The attacker has a polynomial $p_k = p_k^{(0)}(\{X_j\}, \{Z_i\}) + gp_k^{(1)}(\{X_j\}, \{Z_i\}) + g^2p_k^{(2)}(\{X_j\}, \{Z_i\}) + ...$ on variables $X_j$, $Z_i$, and $g$, and it may submit this polynomial to the challenger. Then, the challenger answers in the following way:

If $p_k$ is identically 0, then the adversary receives $\perp$ in return. If $p_k^{(0)}$ is not identically 0, then the adversary receive $\perp$ in return. If $p_k$ is not 0 but $p_k^{(0)}$ is identically 0, then the adversary receives a handle to a new variable $W_k$, which is set to be $p_k / g = p_k^{(1)}(\{X_j\}, \{Z_i\}) + gp_k^{(2)}(\{X_j\}, \{Z_i\}) + ...$.

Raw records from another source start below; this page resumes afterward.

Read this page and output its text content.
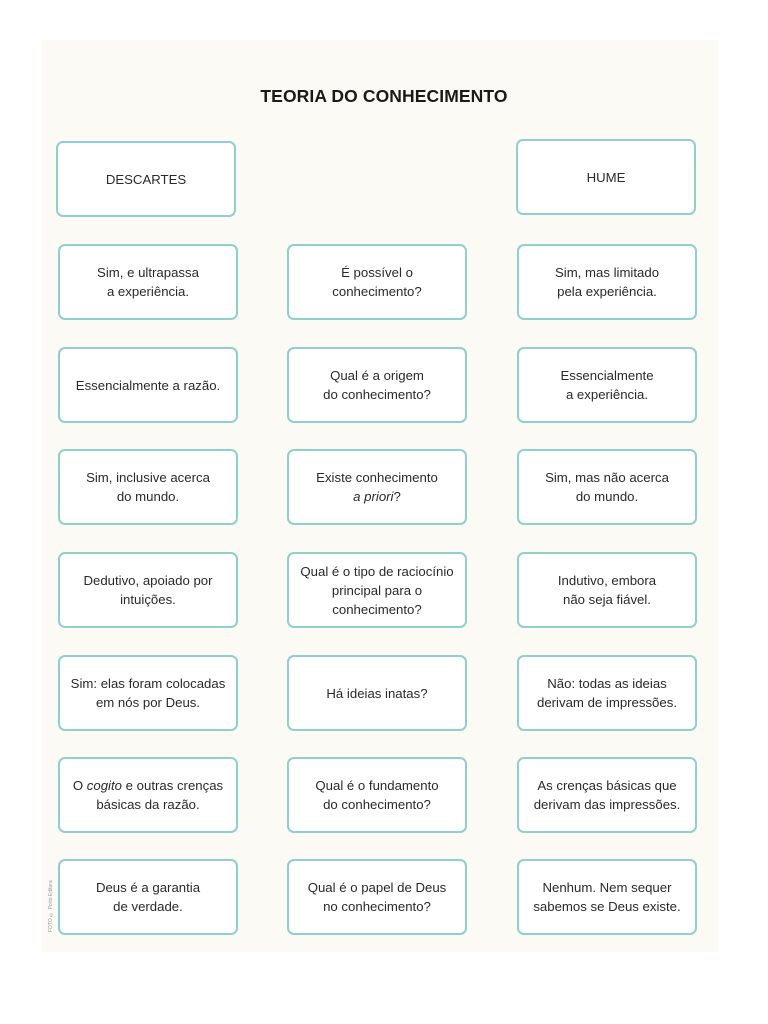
TEORIA DO CONHECIMENTO
DESCARTES	HUME
Sim, e ultrapassa
a experiência.
É possível o
conhecimento?
Sim, mas limitado
pela experiência.
Essencialmente a razão.
Qual é a origem
do conhecimento?
Essencialmente
a experiência.
Sim, inclusive acerca
do mundo.
Existe conhecimento
a priori?
Sim, mas não acerca
do mundo.
Dedutivo, apoiado por
intuições.
Qual é o tipo de raciocínio
principal para o
conhecimento?
Indutivo, embora
não seja fiável.
Sim: elas foram colocadas
em nós por Deus.
Há ideias inatas?
Não: todas as ideias
derivam de impressões.
O cogito e outras crenças
básicas da razão.
Qual é o fundamento
do conhecimento?
As crenças básicas que
derivam das impressões.
Deus é a garantia
de verdade.
Qual é o papel de Deus
no conhecimento?
Nenhum. Nem sequer
sabemos se Deus existe.
FOTO © Porto Editora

So, this is my doubt... At first glance, it seemed to me that this query was trying to model the fact that the attacker can multiply the zero-testing parameter $p_{zt} := [hz^kg^{-1}]_q$ by the high-level encoding $u$ it has (as if he/she would test $u$ encodes a zero) but without ending the test to get a bit (encodes or not a zero), taking, instead, another ring element.

In this case, the polynomial $p_k$ would model a level-$k$ encoding. Thus, the two cases where the symbol $\perp$ is returned make sense, but the third case is weird, because I don't see how the returned expression $p_k / g$ may be obtained from $p_{zt}$. It seems that the value $hz^k$ is missing, I mean, I was expecting that

$$p_k \cdot p_{zt} = hz^k p_k / g = hz^k p_k^{(1)}(\{X_j\}, \{Z_i\}) + hz^kgp_k^{(2)}(\{X_j\}, \{Z_i\}) + ...$$

Then, am I right about supposing that this query really models the ability of performing a product by the public parameter $p_{zt}$?

If so, how could the value $p_k / g$ be returned?

• Side note: I just realized that we don't have tags for neither multilinear maps nor obfuscation. Jul 8, 2017 at 11:44

The point is that this abstract query is conservative in the sense that it gives to the attacker more power than it would have (a priori) in practical in multilinear maps setting. Also, this query is modeled like that because it is likely that if an attacker can get the expressions I described as the expected ones, than she/he can also get the ones returned by the queries (for instance, by recovering $g$ and dividing the value $p_k$ she/he has to get $p_k / g$).